Grandmother moved me indoors to the safety of the Manor, and I then watched from my bedchamber window as they were pulled cruelly up Torr Hill. They were rudely pushed to their feet by guards when they stumbled down. I watched in horror, while my grandmother stood beside me holding me in the strength of her loving arms, while I wept bitterly for the loss of a man whose memory burns brighter than that of my true parents. Parents whom I lost whilst I was very young.

 

The old Abbot’s condition was far weaker than it was the night I left him at the Abbey. On his last day, he appeared to be ravaged by illness and foul treatment at the prison. He was exhausted and stumbled much. His black robes were dirty and torn. Yet he climbed on, to his death at the top of the great hill, to the chapel of St. Michael, where just outside the tower, the three of my good fellows were tortured and hung for High Treason against the King.

 

Before he was hung Abbot Whiting looked heavenward, a testament to his faith.

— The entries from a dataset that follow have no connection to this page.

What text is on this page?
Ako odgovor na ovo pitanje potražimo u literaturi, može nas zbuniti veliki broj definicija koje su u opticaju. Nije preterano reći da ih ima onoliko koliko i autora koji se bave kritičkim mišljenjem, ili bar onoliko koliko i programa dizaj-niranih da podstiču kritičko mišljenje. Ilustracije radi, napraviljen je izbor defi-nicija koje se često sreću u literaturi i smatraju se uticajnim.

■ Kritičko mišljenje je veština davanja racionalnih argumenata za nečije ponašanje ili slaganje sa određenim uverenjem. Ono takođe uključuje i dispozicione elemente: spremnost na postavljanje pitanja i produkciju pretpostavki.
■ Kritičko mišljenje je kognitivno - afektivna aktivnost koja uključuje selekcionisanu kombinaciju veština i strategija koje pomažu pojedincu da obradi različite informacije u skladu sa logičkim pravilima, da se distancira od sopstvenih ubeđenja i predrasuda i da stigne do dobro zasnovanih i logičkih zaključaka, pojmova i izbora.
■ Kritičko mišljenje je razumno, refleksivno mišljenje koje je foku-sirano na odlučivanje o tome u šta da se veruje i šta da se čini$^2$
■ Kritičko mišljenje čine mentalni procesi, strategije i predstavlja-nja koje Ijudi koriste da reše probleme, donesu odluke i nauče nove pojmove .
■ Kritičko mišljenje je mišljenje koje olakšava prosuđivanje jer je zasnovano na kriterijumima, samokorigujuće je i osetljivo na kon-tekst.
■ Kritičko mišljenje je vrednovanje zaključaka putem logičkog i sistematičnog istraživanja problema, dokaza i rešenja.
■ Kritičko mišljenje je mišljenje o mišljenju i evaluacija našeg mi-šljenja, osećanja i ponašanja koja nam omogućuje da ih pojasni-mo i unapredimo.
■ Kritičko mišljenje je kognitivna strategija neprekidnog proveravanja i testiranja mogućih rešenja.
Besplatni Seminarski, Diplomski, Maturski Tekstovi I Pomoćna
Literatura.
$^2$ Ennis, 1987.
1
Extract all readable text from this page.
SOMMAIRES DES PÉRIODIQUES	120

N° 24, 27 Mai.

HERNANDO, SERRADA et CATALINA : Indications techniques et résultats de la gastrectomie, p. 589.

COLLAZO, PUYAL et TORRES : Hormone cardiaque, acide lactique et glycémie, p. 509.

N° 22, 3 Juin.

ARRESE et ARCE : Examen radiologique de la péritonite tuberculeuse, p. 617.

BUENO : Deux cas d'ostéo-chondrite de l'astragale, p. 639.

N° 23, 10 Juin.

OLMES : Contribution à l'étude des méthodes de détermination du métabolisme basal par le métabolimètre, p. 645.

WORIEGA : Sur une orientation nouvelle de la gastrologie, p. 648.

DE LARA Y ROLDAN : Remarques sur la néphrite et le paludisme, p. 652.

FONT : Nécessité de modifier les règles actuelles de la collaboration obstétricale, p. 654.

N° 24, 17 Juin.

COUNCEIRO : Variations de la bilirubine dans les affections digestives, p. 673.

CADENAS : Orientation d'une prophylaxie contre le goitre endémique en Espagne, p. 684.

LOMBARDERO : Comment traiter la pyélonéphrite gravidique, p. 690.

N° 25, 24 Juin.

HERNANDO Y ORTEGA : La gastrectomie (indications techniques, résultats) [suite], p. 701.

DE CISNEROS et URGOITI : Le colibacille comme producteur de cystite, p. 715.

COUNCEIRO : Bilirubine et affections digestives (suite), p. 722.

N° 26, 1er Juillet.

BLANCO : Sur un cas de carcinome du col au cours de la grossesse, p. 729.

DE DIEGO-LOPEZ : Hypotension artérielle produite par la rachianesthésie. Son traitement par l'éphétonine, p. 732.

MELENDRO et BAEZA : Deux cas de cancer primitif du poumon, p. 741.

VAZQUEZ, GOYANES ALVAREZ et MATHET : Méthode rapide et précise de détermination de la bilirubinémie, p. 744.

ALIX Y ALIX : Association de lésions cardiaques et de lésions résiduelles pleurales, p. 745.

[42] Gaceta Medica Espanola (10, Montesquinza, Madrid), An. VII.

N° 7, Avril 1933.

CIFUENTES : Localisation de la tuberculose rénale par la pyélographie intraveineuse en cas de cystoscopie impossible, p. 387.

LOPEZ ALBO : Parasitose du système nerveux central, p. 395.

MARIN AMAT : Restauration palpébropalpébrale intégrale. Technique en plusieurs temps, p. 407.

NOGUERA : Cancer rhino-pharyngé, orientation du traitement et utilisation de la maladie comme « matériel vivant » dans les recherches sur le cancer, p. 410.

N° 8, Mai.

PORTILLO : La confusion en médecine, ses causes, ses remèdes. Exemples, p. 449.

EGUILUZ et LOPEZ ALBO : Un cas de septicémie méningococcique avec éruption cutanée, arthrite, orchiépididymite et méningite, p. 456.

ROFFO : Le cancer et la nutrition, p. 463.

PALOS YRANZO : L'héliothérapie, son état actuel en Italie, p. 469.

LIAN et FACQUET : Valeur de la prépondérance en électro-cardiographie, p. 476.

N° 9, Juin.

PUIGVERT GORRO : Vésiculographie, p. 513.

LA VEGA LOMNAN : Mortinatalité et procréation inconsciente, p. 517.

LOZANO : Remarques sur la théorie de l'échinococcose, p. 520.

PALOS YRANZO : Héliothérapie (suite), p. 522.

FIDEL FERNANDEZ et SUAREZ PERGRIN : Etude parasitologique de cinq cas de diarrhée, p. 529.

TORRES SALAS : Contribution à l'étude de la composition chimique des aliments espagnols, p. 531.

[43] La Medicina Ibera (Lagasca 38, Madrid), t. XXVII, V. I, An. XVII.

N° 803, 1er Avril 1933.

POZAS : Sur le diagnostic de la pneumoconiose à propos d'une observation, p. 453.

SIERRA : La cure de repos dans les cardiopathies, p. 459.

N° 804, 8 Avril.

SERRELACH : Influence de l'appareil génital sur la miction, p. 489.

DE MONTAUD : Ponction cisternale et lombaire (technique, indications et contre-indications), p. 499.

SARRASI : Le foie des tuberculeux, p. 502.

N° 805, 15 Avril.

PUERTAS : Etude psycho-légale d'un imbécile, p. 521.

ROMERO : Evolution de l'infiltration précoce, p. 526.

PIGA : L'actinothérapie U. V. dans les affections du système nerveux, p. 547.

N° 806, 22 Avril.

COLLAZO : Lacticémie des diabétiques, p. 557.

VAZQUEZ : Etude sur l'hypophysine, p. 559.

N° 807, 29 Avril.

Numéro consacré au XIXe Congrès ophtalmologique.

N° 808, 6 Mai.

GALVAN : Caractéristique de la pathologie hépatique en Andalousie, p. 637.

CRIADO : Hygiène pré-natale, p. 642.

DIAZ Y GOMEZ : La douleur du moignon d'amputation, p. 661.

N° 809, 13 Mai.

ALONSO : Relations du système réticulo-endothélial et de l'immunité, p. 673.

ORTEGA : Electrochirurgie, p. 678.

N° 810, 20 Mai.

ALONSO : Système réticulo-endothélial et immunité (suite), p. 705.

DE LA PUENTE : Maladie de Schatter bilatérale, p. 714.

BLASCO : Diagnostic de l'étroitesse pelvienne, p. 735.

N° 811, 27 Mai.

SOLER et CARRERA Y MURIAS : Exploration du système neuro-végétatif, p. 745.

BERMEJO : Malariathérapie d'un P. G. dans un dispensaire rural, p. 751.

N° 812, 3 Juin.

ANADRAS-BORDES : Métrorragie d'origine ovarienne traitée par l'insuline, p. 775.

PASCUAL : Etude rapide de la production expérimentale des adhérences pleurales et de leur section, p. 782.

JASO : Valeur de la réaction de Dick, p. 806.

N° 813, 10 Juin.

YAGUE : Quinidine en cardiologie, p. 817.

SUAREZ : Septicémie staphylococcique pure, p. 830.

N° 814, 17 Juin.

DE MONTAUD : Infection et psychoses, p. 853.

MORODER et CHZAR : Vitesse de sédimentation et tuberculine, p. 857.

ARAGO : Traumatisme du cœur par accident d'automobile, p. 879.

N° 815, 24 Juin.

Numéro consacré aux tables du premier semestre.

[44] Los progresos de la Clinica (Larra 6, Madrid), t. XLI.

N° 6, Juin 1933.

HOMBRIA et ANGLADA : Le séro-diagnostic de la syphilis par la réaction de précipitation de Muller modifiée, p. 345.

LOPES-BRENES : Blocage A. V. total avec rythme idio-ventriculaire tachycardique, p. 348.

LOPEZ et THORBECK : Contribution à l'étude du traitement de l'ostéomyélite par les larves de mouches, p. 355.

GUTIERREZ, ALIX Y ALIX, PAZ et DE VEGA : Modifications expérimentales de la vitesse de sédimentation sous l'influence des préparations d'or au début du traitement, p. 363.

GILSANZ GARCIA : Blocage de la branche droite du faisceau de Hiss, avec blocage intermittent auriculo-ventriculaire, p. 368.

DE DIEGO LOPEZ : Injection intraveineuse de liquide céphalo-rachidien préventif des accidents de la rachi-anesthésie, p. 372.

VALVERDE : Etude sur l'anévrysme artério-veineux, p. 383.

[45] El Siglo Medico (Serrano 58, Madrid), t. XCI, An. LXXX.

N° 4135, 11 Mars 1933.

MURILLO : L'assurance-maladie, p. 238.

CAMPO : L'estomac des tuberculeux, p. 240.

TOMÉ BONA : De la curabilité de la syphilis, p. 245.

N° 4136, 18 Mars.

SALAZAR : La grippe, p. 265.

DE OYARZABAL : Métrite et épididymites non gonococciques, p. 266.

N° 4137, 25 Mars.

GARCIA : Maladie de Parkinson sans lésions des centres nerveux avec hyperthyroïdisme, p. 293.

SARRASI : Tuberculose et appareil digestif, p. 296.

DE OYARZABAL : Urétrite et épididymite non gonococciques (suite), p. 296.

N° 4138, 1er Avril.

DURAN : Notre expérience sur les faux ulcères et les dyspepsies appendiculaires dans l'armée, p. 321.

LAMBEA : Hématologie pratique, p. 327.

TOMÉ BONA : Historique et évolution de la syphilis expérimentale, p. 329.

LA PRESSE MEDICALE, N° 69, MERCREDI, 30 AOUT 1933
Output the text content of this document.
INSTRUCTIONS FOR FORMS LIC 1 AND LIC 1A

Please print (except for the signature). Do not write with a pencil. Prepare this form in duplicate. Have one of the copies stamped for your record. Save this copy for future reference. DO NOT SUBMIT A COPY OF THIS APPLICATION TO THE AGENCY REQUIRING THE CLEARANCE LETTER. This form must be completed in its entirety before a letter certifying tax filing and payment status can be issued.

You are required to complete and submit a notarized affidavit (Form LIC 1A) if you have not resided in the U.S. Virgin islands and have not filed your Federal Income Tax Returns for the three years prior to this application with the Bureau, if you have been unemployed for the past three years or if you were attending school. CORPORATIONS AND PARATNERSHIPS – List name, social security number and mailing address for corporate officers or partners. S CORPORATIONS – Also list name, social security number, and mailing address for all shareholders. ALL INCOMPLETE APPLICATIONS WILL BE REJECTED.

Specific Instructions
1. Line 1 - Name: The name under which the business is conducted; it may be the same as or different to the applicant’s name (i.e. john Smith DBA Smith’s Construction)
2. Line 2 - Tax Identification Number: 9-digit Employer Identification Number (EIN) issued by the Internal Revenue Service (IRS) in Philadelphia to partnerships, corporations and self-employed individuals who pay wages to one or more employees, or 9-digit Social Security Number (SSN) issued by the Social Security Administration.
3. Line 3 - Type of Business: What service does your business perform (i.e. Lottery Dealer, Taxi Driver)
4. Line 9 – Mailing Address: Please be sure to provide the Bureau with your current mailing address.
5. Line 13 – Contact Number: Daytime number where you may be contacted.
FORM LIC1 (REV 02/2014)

Then he looked down the hill, in the direction of the Manor. Did he know I watched? I think so, for he made the sign of the Holy Cross and I like to think he gave me one more blessing before his passing. Did he really look at me or was it the fantasy of a broken-hearted boy? I do not know. Tears burn my eyes still when I think upon it. As I am old, my emotions are easily affected.

 

The executioners tore Abbot Whiting’s body to pieces and left his head upon a pike at the top of the Abbey Gates as a reminder of what happens to those who would defy the King. It was years before I was able to walk through those gates, stroll through the ruinous bones of the once great Abbey of Glaston and not be overtaken by grief at the memory of my benefactor’s head hanging there. I heard they sent a piece of Abbot Whiting’s body to Wells, another here and another there, places I no longer remember in my dotage.

 

Ah, the past. All long gone. Still vivid in an old man’s memory.

 

But I promised dear Abbot Whiting I would not let the secret of the Abbey’s treasure die. I’ll not just out and reveal the locations for I’m not certain where this particular book might find itself. A book I found in the rubble of the Abbey strewn over her grounds weeks after it was destroyed. Sir John Darney took me there, for I asked him to. I wanted to see the effects of the ruination of my former and much loved home with my own eyes. Thinking it just the curiosity of a young boy, Sir John obliged me. He guessed my affected state whilst roaming the ruins was attributed to the grizzly site of the Abbot’s head hanging above the gate.

 

I ask that God guide the right person to discover the letter in this book. I pray it to be a Dulac.

 

We began to move the most sacred of the Abbey’s Holy treasures months before the King’s men arrived in Glastonbury to murder the beloved Abbot and destroy the Holy Abbey and Great Church.

 

Abbot Whiting and I first removed the large, great sapphire which hung suspended above the gilded super altare. The Abbot replaced the sapphire with another blue carbuncle. He said it was imperative we replace it, for most knew of the sapphire brought to Glastonbury Abbey centuries before by St. David of Menevia.